You certainly can't make $(a_n)$ be strictly monotonic, since that would mean that $a_n\geq a_0+n$ for all $n$. So, for instance, if $k_n=\lfloor\sqrt{n}\rfloor$ we cannot choose any such $a_n$, since for any value of $a_0$ we have $k_n<a_0+n$ for all sufficiently large $n$.
The non-strict case is much more subtle. First, the answer is no for some choices of ultrafilter. Consider a sequence $k_n$ defined as follows. For $m^2<n\leq(m+1)^2$, $k_n$ goes through the integers from $m^2+1$ to $(m+1)^2$ in reverse order (so $k_{m^2+1}=(m+1)^2$, $k_{m^2+2}=(m+1)^2-1$, and so on). Let $S$ be the set of subsets of $\mathbb{N}$ on which this sequence $(k_n)$ is increasing. If $A\in S$, then $A$ contains at most one point in the interval $(m^2,(m+1)^2]$ for each $m$. Since the lengths of these intervals are unbounded, it follows that no finite union of sets in $S$ can cover all of $\mathbb{N}$. Thus the set of complements of elements of $S$ generate a proper filter on $\mathbb{N}$, which can be extended to an ultrafilter $\mathcal{F}$.
Now I claim that if we construct the hypernaturals using this ultrafilter $\mathcal{F}$, there is no increasing sequence which is equivalent to $(k_n)$. Indeed, by our choice of $\mathcal{F}$, if $a_n=k_n$ for all $n\in A$ for some $A\in\mathcal{F}$, then $k_n$ is not increasing on $A$ and hence $a_n$ cannot be increasing either. On the other hand, the sequence $(k_n)$ goes to $\infty$, so it must represent an unlimited hypernatural.
So the question remains: are there any ultrafilters for which the answer is yes? It turns out that this is independent of ZFC. First, by a theorem of Shelah, it is consistent with ZFC that no ultrafilter is a P-point, meaning that for any nonprincipal ultrafilter $\mathcal{F}$, there exists a partition of $\mathbb{N}$ into sets $A_i$ with $A_i\not\in\mathcal{F}$ for all $i$ such that for any $B\in\mathcal{F}$, $B \cap A_i$ is infinite for some $i$. Now given an ultrafilter $\mathcal{F}$ and such a partition $\mathbb{N}=\bigcup A_i$, define $k_n=i$ for $n\in A_i$. Since $A_i\not\in\mathcal{F}$ for all $i$, $(k_n)$ represents an unlimited hypernatural number with respect to $\mathcal{F}$. But for any $B\in\mathcal{F}$, there is some number which repeats infinitely often even after restricting $(k_n)$ to $B$, so $(k_n)$ cannot be equivalent to an increasing sequence (it is not even equivalent to a sequence that goes to $\infty$!).
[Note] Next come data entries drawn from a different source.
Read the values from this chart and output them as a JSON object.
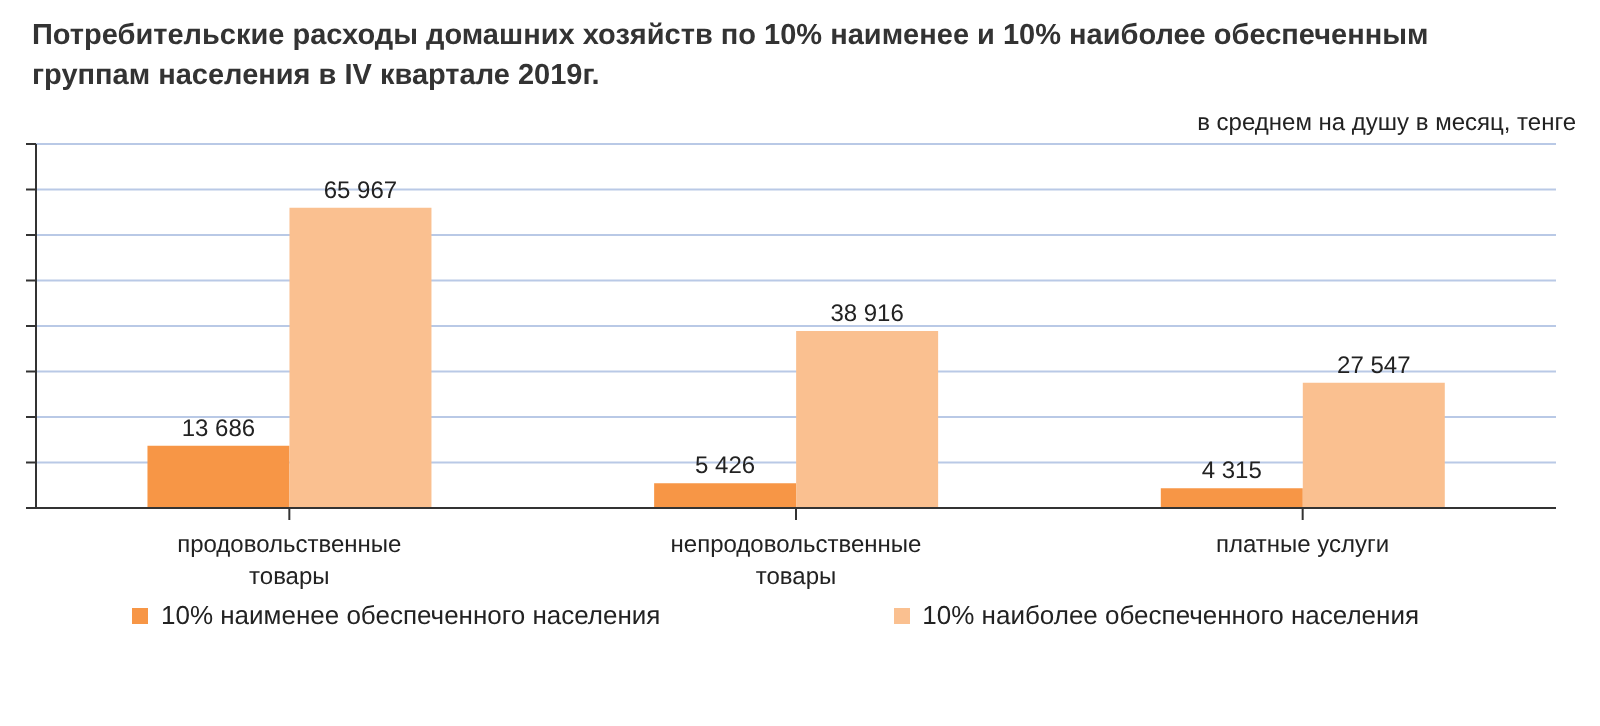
{
  "chart_data": {
    "type": "bar",
    "title": "Потребительские расходы домашних хозяйств по 10% наименее и 10% наиболее обеспеченным группам населения в IV квартале 2019г.",
    "annotations": [
      "в среднем на душу в месяц, тенге"
    ],
    "categories": [
      "продовольственные товары",
      "непродовольственные товары",
      "платные услуги"
    ],
    "series": [
      {
        "name": "10% наименее обеспеченного населения",
        "color": "#f79646",
        "values": [
          13686,
          5426,
          4315
        ],
        "value_labels": [
          "13 686",
          "5 426",
          "4 315"
        ]
      },
      {
        "name": "10% наиболее обеспеченного населения",
        "color": "#fac090",
        "values": [
          65967,
          38916,
          27547
        ],
        "value_labels": [
          "65 967",
          "38 916",
          "27 547"
        ]
      }
    ],
    "ylim": [
      0,
      80000
    ],
    "yticks": [
      {
        "value": 0,
        "label": null
      },
      {
        "value": 10000,
        "label": null
      },
      {
        "value": 20000,
        "label": null
      },
      {
        "value": 30000,
        "label": null
      },
      {
        "value": 40000,
        "label": null
      },
      {
        "value": 50000,
        "label": null
      },
      {
        "value": 60000,
        "label": null
      },
      {
        "value": 70000,
        "label": null
      },
      {
        "value": 80000,
        "label": null
      }
    ],
    "tick_labels": "x",
    "grid": "y",
    "legend": "bottom"
  }
}
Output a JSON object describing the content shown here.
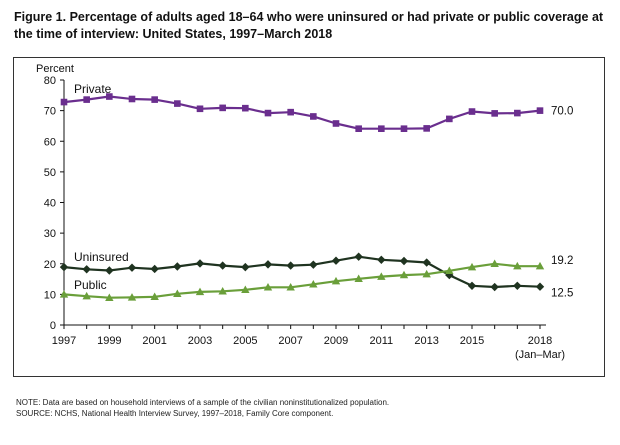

So it is consistent that the answer is no for all ultrafilters.
On the other hand, if the ultrafilter $\mathcal{F}$ is a Ramsey ultrafilter, the answer is yes. The existence of Ramsey ultrafilters is consistent with ZFC (for instance, it follows from the continuum hypothesis). There are several equivalent definitions of Ramsey ultrafilters, but the easiest to use here is the following: a nonprincipal ultrafilter $\mathcal{F}$ is Ramsey if for any set $R$ of two-element subsets of $\mathbb{N}$, there is a set $A\in\mathcal{F}$ such that either for all distinct $x,y\in A$, $\{x,y\}\in R$, or else for all distinct $x,y\in A$, $\{x,y\}\not\in R$. In this case, given a sequence $(k_n)$, let $R$ be the set of pairs $\{x,y\}$ such that $k_x$ and $k_y$ are in the correct order (that is, $x<y$ iff $k_x<k_y$). For $A\in\mathcal{F}$, if $\{x,y\}\not\in R$ for all distinct $x,y\in A$, that means that $(k_n)$ is decreasing on $A$, which is impossible if $(k_n)$ represents an unlimited hyperreal. So there must be $A\in\mathcal{F}$ such that $\{x,y\}\in R$ for all distinct $x,y\in A$, which means the restriction of $(k_n)$ to $A$ is increasing. We can then define $(a_n)$ to agree with $(k_n)$ on $A$ and interpolate in between to be increasing on all of $\mathbb{N}$.